Lemonade (LMND) introduces new insurance policy for self-driving cars, starting with Tesla’s (TSLA) Full Self-Driving (FSD) system. Stock prices for LMND and TSLA surge on the news, with LMND experiencing a 13% increase on Jan. 22. Lemonade plans to cut per-mile rates by 50% with FSD, citing reduced accident rates.

Investors see potential in the insurance, data, and AI convergence as Lemonade aims to leverage Tesla’s car data for usage-based pricing. Lemonade, valued at $7 billion, is a tech-driven insurer using AI and automation.
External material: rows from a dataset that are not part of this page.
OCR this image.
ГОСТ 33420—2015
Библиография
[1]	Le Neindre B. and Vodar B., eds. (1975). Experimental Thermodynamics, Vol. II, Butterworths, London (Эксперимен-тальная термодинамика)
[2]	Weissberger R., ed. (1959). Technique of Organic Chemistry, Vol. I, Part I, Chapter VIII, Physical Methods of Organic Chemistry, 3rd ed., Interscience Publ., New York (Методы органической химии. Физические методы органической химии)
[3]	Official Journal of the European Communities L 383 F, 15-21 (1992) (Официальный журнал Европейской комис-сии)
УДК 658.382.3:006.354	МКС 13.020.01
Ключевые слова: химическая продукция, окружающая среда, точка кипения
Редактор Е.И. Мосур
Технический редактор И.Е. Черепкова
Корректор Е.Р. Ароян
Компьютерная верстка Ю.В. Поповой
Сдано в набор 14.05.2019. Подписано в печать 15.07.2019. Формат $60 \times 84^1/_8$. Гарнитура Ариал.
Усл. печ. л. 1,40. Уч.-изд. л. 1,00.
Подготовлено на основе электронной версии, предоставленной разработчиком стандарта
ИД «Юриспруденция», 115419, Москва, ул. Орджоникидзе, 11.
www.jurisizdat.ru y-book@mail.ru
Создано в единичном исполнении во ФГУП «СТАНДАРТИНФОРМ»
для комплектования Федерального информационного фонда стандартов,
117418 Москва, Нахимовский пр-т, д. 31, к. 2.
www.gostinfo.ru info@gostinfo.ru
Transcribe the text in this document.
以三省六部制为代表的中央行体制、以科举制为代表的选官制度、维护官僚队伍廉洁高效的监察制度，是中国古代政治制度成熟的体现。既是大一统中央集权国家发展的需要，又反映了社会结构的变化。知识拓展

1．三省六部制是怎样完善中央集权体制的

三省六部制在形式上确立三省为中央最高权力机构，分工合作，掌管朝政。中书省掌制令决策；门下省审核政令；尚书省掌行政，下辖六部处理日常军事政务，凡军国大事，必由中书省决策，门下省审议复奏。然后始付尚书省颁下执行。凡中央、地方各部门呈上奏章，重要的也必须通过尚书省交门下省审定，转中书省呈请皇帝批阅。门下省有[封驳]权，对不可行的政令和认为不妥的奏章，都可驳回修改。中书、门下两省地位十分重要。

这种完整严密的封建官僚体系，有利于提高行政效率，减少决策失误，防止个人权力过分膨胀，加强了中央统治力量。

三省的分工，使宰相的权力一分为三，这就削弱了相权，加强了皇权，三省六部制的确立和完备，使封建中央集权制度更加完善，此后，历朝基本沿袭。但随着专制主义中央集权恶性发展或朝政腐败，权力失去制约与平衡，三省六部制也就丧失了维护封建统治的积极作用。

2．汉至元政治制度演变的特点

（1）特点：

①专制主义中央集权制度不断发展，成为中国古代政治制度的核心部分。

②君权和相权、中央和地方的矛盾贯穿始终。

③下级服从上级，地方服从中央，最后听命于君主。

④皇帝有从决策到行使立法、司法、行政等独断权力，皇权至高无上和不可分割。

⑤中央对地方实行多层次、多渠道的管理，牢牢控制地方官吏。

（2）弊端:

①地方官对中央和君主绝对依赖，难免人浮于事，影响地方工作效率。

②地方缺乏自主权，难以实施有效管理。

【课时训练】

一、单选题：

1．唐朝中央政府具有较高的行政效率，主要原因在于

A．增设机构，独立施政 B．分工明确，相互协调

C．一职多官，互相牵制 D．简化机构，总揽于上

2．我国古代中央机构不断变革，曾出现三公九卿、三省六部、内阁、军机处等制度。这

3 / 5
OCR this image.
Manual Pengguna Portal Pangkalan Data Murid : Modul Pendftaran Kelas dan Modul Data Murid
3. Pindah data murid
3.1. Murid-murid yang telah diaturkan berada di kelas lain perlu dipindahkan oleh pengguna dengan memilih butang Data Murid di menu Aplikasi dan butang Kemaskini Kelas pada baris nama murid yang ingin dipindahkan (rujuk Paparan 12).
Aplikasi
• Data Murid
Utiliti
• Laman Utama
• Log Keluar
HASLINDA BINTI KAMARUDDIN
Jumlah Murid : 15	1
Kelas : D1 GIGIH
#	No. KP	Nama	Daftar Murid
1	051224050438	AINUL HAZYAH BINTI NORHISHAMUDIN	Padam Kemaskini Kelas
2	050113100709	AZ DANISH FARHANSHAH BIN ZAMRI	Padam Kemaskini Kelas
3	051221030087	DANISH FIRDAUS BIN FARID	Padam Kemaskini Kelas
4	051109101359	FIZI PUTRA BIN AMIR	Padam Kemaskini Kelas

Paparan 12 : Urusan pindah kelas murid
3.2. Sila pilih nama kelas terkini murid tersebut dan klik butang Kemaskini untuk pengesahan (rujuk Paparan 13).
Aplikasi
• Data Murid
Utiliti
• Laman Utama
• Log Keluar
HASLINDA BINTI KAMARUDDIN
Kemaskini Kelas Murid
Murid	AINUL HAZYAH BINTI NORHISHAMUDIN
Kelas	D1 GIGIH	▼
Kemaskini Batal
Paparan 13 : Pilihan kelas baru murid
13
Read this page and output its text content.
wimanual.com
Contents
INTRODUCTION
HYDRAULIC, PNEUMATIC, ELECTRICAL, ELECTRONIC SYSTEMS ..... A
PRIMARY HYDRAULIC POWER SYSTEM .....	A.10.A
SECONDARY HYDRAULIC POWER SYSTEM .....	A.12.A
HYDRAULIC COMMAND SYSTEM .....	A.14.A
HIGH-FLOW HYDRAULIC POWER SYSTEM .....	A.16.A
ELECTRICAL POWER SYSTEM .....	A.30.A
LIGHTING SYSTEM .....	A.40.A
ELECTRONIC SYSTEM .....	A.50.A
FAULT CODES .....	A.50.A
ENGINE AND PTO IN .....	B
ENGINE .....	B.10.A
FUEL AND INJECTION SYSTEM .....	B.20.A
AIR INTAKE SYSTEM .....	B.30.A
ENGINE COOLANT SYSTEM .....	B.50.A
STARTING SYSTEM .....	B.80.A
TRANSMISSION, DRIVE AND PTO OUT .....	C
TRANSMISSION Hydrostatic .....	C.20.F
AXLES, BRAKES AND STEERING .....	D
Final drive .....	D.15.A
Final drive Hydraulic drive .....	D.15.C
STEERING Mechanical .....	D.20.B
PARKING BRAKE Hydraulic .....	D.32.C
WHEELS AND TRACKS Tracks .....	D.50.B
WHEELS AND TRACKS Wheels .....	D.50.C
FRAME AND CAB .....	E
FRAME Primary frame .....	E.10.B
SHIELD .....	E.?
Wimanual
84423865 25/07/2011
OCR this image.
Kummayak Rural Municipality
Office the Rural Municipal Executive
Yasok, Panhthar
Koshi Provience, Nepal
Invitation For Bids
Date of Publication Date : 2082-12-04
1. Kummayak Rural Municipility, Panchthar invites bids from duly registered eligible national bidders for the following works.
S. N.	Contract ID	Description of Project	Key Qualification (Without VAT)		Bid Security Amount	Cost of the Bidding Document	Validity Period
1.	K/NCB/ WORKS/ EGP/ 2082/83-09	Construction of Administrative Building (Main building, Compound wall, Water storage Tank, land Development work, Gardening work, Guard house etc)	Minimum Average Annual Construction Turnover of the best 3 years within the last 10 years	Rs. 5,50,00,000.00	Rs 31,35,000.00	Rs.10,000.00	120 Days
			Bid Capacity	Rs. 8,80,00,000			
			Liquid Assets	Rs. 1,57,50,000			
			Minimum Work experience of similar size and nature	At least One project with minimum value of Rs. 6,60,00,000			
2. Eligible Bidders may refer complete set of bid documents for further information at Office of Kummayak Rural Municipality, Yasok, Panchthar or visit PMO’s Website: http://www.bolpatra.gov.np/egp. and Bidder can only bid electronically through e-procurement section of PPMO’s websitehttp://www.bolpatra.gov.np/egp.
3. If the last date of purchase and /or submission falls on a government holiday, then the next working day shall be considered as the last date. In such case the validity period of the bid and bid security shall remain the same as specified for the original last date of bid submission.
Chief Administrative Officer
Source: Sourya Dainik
LMND stock has surged 181% in the past year, outperforming the S&P 500 Index.

Despite not being profitable, LMND stock remains highly valued at 10.35 times sales and over 13 times book value. Lemonade’s recent quarterly results show strong growth, with In Force Premium reaching $1.16 billion in Q3 and gross profits doubling. The company’s AI models are proving effective, with a declining loss ratio and increased margins.

Wall Street maintains a cautious outlook on LMND stock, with a consensus “Hold” rating and a mean target price of $63.40. Analysts warn of downside potential if Lemonade fails to meet expectations. While the partnership with Tesla is promising, profitability remains a concern, with varying price targets for LMND stock.